Eritrea: 'only one third have adequate shelter'

4 July 2000

Only one third of Eritrea's displaced population have adequate shelter, the Eritrean government estimates. A UNHCR plane carrying plastic tarpaulins is scheduled to arrive in Asmara tomorrow (Wednesday, 5 July) and we've already sent additional supplies of plastic sheeting and tents from stockpiles in Europe. UNHCR staff have been instructing carpenters on making the most efficient use of wood that we have airlifted from Copenhagen to frame 500 shelters, and we are also buying additional timber from local Eritrean importers so that the IDPs can construct thousands of additional shelters.

Heavy rains have started across Eritrea, leaving some normally parched regions awash, and soaking the internally displaced people (IDPs) who lack sufficient shelter. A UNHCR team last week visited people at the Zula IDP site near Karibosa, where people are living in caves and under ledges, often exposed to the elements. The cold and wet will exacerbate existing problems in some of the high-altitude camps.

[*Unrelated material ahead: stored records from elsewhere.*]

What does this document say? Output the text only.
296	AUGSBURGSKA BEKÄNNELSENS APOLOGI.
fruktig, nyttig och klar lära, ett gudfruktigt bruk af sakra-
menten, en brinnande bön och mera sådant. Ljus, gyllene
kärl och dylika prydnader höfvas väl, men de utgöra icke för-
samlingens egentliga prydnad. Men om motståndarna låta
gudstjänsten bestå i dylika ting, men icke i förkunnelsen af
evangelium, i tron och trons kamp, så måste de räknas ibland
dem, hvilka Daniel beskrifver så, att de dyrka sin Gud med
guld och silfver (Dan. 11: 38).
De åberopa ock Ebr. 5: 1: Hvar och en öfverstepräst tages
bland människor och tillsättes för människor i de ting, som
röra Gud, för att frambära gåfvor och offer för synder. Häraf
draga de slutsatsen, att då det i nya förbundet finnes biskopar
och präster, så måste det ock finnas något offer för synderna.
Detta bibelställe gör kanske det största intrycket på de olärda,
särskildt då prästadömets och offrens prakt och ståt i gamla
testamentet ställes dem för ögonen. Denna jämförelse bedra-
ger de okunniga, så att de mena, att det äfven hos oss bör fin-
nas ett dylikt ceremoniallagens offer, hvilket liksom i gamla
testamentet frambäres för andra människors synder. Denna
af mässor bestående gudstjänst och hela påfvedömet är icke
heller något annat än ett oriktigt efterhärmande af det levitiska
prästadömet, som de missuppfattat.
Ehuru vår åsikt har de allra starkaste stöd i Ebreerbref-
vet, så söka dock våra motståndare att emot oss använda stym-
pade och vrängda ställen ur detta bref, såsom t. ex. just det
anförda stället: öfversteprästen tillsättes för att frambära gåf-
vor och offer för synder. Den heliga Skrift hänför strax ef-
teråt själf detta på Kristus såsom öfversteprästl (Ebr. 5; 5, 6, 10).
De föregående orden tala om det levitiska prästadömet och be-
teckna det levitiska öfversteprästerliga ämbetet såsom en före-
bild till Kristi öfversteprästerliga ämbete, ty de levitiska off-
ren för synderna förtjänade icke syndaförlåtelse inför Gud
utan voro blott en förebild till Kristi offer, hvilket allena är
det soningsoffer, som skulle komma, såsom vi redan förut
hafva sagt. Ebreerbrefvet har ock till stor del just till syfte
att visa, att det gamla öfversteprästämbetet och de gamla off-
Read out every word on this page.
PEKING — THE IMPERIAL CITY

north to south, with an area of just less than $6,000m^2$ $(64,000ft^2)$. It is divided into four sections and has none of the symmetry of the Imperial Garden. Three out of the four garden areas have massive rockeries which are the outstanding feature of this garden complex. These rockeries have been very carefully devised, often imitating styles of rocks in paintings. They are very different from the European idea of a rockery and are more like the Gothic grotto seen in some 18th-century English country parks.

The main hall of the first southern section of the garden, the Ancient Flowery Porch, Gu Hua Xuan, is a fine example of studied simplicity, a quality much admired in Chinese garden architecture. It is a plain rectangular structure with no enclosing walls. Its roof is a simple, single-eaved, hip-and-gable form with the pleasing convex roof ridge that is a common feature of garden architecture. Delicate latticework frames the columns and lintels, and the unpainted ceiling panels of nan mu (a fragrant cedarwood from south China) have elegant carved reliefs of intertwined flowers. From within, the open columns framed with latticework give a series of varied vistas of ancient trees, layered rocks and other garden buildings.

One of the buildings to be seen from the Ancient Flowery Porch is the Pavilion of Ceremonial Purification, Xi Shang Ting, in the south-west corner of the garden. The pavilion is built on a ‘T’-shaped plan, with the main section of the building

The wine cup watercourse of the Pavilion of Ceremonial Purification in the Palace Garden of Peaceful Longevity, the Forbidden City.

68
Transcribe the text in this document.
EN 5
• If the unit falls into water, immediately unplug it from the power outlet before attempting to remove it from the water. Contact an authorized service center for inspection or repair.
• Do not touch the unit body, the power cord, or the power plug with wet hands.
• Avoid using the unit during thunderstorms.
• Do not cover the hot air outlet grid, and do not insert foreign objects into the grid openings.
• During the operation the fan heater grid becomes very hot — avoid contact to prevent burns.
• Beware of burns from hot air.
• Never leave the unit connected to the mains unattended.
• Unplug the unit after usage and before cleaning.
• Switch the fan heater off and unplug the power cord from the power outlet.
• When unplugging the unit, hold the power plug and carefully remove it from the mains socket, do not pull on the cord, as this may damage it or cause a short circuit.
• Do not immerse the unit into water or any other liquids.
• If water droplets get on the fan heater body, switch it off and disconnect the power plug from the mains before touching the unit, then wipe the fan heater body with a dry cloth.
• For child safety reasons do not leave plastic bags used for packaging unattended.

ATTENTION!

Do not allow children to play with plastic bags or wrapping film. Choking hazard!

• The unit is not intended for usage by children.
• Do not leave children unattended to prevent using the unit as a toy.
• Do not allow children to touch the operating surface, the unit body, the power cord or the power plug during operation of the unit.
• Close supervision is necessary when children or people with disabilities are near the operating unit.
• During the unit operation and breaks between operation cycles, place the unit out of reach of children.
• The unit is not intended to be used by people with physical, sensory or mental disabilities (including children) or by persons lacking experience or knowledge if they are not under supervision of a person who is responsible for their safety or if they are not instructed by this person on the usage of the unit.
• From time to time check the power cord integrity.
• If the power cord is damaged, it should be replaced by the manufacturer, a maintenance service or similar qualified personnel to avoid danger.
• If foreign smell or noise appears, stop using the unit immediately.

With the inhabitants of Eritrea's rich western lowlands driven into neighbouring Sudan or displaced within their own country, it's unlikely that the nation will harvest the 60 percent of its cereals this year that it normally gets from the western lowlands. This is likely to make Eritrea largely dependent on external aid. The government has announced that it's throwing an additional 400 trucks into the delivery of relief items, in addition to the 51 trucks and 20 trailers provided by UNHCR which to date have been moving the bulk of relief materials. These additional trucks provided by the government should help ensure that Eritrea's IDPs have additional food, shelter materials and other items, but more supplies are urgently needed .

The situation in Eritrea is a race against time in every way, as the rains and cool season, the lack of adequate shelter and aid in many areas, and most importantly, the water and sanitation situation in the camps could rapidly worsen the health situation among the internally displaced. A host of aid agencies are now working in Eritrea, where UNHCR's actions are closely co-ordinated with the government, UNDP, WFP, UNICEF and our other partner agencies such as Oxfam, MSF, etc.

In a positive sign, UNHCR received official permission on Saturday to establish an office at Akurdet in the west of the country. The office was set up in Akurdet yesterday (on Monday). UNHCR's mobile emergency teams are now permanently based in the field and working out of Akurdet to reach up to Tesseney and other points along the border with Sudan.